SysadminGuide

How to kill the process using a port on Linux

On this page
  1. Step 1: find the PID on the port
  2. Step 2: stop it cleanly (SIGTERM)
  3. Step 3: force it only if needed (SIGKILL)
  4. The one-liner
  5. When lsof shows nothing

When a port is already in use on Linux and you hit the dreaded 'address already in use', the job is to find the process holding the port and stop it. sudo lsof -i :8080 (or ss -ltnp on a leaner box) prints the PID listening on the port; send it a polite kill PID first, and fall back to kill -9 only if it ignores you. Here's how to read the lsof output, the difference between SIGTERM and SIGKILL and why the gentle one comes first, a fuser one-liner that finds and kills in a single command, and what to check when the port looks busy but lsof shows nothing at all.

The short answer

sudo lsof -i :8080 (or ss -ltnp) shows the PID holding the port. Stop it cleanly with kill 4821, and use kill -9 4821 only if it refuses to go. The “address already in use” error clears the moment the process exits.

lsof -ifind the PID
kill / -9gentle, then forced
fuser -kthe one-liner
Answer card showing sudo lsof -i :8080 to find the PID on a port, then kill to free it, on Linux.
Find the PID, stop it gently, force it only if you must. PNG

Step 1: find the PID on the port

Linux
sudo lsof -i :8080

The PID column is the one you want. No lsof on this box? Two alternatives do the same job: sudo ss -ltnp | grep :8080, or sudo fuser 8080/tcp, which prints just the PID.

Step 2: stop it cleanly (SIGTERM)

Linux
kill 4821

Plain kill sends SIGTERM, which asks the process to shut down and lets it close files and free the port properly. Give it a second, then re-run the lsof from Step 1 to check it is gone.

Step 3: force it only if needed (SIGKILL)

If the process ignores SIGTERM and still holds the port, escalate:

Linux
kill -9 4821

kill -9 sends SIGKILL, which cannot be caught or ignored. It is the last resort, not the first move, because the process gets no chance to clean up.

Terminal showing sudo lsof -i :8080 finding node on PID 4821, then kill 4821 and kill -9 4821 as a fallback.
lsof to find it, kill to stop it, kill -9 only when it digs in. PNG

The one-liner

Once you trust what is on the port, find and kill it in a single command:

Linux
sudo fuser -k 8080/tcp

The lsof equivalent is sudo kill -9 $(sudo lsof -t -i:8080).

When lsof shows nothing

If the port seems busy but lsof is empty, two things to check. The socket may be in TIME_WAIT, cooling down after a close, in which case no process holds it and it frees itself shortly. Or the owning process belongs to root and you forgot sudo, so you simply could not see it.

On Windows instead? The tools are netstat and taskkill: see how to kill the process using a port on Windows.

Frequently asked questions

How do I find which process is using a port on Linux?

Run "sudo lsof -i :8080" to see the program and PID bound to the port. "sudo ss -ltnp | grep :8080" does the same without lsof installed, and "sudo fuser 8080/tcp" prints just the PID.

What is the difference between kill and kill -9?
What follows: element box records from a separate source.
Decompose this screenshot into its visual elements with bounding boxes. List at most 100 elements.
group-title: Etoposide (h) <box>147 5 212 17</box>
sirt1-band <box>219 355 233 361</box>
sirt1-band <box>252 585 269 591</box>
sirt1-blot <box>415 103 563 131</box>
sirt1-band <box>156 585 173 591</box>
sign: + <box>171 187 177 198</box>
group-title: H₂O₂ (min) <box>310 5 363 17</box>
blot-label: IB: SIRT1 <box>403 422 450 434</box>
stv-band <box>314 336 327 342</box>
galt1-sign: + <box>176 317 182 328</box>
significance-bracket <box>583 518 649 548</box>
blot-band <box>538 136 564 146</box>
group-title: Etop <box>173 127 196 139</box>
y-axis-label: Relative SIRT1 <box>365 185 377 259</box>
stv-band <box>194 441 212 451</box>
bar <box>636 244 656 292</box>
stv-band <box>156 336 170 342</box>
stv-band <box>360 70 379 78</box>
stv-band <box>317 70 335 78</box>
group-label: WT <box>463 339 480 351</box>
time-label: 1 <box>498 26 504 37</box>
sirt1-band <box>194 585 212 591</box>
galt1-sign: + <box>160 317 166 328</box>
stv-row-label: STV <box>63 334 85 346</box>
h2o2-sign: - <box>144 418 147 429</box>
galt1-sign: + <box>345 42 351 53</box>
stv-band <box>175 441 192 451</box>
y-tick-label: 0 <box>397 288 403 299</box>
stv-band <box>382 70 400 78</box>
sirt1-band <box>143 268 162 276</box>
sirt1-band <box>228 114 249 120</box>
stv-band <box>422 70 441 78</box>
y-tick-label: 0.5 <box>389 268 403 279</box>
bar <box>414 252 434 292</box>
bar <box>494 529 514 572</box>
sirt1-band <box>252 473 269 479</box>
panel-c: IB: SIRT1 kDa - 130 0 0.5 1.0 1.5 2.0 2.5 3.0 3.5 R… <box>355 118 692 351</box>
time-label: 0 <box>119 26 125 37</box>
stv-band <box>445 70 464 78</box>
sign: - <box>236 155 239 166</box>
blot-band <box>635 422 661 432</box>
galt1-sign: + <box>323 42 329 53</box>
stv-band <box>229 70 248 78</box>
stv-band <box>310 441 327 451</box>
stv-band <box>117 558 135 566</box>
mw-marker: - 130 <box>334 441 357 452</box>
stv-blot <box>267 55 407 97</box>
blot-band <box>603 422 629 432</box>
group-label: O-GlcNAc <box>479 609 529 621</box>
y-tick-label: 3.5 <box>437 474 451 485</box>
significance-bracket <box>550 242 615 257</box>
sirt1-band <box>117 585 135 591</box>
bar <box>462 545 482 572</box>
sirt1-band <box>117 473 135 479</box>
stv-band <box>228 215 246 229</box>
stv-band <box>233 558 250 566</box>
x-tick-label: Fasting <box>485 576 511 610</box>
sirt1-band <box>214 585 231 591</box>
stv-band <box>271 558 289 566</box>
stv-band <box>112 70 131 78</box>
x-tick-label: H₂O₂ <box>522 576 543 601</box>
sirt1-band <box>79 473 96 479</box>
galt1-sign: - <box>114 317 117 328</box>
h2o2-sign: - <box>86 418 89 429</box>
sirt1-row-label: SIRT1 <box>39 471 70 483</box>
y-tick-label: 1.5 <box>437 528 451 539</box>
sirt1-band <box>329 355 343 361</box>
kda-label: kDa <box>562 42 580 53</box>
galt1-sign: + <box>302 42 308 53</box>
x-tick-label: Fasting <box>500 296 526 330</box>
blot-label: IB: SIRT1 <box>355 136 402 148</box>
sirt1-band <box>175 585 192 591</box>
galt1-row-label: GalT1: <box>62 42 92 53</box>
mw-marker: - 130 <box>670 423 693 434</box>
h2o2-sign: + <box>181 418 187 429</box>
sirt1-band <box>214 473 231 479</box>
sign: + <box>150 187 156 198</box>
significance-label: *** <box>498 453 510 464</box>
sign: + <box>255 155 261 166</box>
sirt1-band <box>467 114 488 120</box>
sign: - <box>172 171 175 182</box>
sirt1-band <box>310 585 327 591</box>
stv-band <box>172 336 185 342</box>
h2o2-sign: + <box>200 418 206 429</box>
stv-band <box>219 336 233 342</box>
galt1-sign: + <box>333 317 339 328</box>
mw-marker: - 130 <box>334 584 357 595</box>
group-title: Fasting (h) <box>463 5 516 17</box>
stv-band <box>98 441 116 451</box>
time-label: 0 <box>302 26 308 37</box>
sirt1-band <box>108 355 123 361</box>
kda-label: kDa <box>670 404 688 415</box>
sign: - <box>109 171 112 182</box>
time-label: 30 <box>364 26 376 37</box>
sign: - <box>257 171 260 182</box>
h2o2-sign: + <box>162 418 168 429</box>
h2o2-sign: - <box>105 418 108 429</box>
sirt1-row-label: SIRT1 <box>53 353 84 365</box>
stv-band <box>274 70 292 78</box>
Plain kill sends SIGTERM, asking the process to shut down cleanly and free its resources. kill -9 sends SIGKILL, which the process cannot catch or ignore: it dies instantly but gets no chance to clean up. Always try SIGTERM first.

Why do I need sudo to kill the process?

If the process runs under another user or as root (as many services do), you can only see and kill it with elevated rights. For a process you started yourself, sudo is not required.

Is there a one-liner to free a port?

Yes: "sudo fuser -k 8080/tcp" finds and kills whatever holds the port in one command. "sudo kill -9 $(sudo lsof -t -i:8080)" does the same with lsof. Use them once you are sure what is on the port.